In a study recently published in the journal of Astronomy & Astrophysics, researchers led by Dr Nicole Schanche of the Centre for Space and Habitability of the University of Bern, report the discovery of the exoplanet TOI-2257 b orbiting a nearby red dwarf. Nicole Schanche is also a member of the National Centre of Competence in Research PlanetS, which the University of Bern operates together with the University of Geneva.
The transit method
Exoplanets that are very far from our solar system cannot be observed directly with a telescope as they are too small and reflect a very small amount of light. However, one way to detect such planets is the transit method. This involves using telescopes to look for dips in the star’s brightness that occur when planets pass in front of the star. Repeated observations of the dips in the star’s brightness give precise measurements of the planet’s orbital period around the star, and the depth of the transit allows researchers to determine the planet’s diameter. When combined with the estimates of planet mass from other methods, such as using radial velocity measurements, the planet density can be calculated.

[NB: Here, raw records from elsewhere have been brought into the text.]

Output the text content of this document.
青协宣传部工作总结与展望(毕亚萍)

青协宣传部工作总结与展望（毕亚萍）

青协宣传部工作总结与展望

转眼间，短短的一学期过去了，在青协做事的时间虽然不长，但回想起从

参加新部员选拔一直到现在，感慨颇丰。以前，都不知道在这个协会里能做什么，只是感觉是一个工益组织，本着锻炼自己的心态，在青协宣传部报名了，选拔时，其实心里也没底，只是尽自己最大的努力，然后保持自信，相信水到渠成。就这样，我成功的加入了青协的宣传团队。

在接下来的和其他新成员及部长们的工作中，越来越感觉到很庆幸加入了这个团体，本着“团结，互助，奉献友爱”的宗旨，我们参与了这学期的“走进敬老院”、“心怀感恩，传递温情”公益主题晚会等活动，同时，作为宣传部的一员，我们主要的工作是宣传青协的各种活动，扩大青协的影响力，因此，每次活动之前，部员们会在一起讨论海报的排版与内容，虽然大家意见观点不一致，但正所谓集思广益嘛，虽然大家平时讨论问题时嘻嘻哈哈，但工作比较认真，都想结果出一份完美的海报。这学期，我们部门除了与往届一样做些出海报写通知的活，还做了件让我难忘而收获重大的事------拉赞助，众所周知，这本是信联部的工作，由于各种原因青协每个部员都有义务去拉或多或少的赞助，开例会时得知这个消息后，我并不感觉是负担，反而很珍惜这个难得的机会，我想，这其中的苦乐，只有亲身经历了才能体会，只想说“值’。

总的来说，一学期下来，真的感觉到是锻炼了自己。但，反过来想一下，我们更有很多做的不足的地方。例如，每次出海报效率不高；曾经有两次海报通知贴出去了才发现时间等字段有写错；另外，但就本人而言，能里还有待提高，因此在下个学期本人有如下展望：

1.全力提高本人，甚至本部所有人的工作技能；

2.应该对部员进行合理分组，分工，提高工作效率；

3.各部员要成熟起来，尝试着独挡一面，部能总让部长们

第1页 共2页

Planet TOI-2257 b was initially identified by data from NASA’s Transiting Exoplanet Survey Satellite TESS space telescope. The small star was observed for a total of four months, but the gaps between observations meant that it was not clear whether the decrease in brightness could be explained by the transit of a planet with an orbit of 176, 88, 59, 44 or 35 days.
Observation of the star with the Las Cumbres Observatory Global Telescope subsequently ruled out the possibility that a planet with a 59-day orbital period was causing the drop in brightness. “Next, we wanted to find out if the 35-day orbital period could be possible,” explained Nicole Schanche.
The Mexico-based SAINT-EX telescope, co-operated by the CSH and the NCCR PlanetS, is used to study red dwarfs and their planets in more detail. SAINT-EX is an acronym that stands for Search And characterisation of Transiting Exoplanets. The project was named in honour of Antoine de Saint-Exupéry (Saint-Ex), the famous writer, poet and aviator. SAINT-EX observed a partial transit of TOI-2257 b and was able to confirm the exoplanet’s exact orbital period around its star, which was 35 days. “Another 35 days later, SAINT-EX was able to observe the entire transit, which gave us even more information about the properties of the system,” said co-author Robert Wells from the CSH, who was involved in the data processing.
A planet with an irregular orbit
With its 35-day orbital period, TOI-2257 b orbits the host star at a distance where liquid water is possible on the planet, and therefore its conditions are favourable for the emergence of life that could exist. Planets in this labelled ‘habitable zone’ near a small red dwarf star are easier to study because they have shorter orbital periods and can therefore be observed more regularly. The radius of TOI-2257 b (2.2 times larger than Earth’s) suggests that the planet is rather gaseous, with high atmospheric pressure not conducive to life.
“We found that TOI-2257 b does not have a circular, concentric orbit,” explained Schanche. “In terms of potential habitability, this is bad news. While the planet’s average temperature is comfortable, it varies from -80°C to about 100°C depending on where in its orbit the planet is, far from or close to the star.”
A possible explanation for this surprising orbit is that further out in the system a giant planet is lurking and disturbing the orbit of TOI 2257 b. Further observations measuring the radial velocity of the star will help confirm the eccentricity and search for possible additional planets that could not be observed in transit.
Candidate for observation with the James Webb Space Telescope (JWST)
The James Webb Space Telescope (JWST), which successfully launched on December 25, is estimated to revolutionise research into exoplanet atmospheres. In order to prioritise good candidates for observations with the JWST, a transmission spectroscopy metric (TSM) was developed that rates different system properties. TOI-2257 b is well positioned with respect to TSM and is one of the most attractive sub-Neptune targets for further observations. “In particular, the planet could be studied for signs of features such as water vapor in the atmosphere,” Schanche concluded.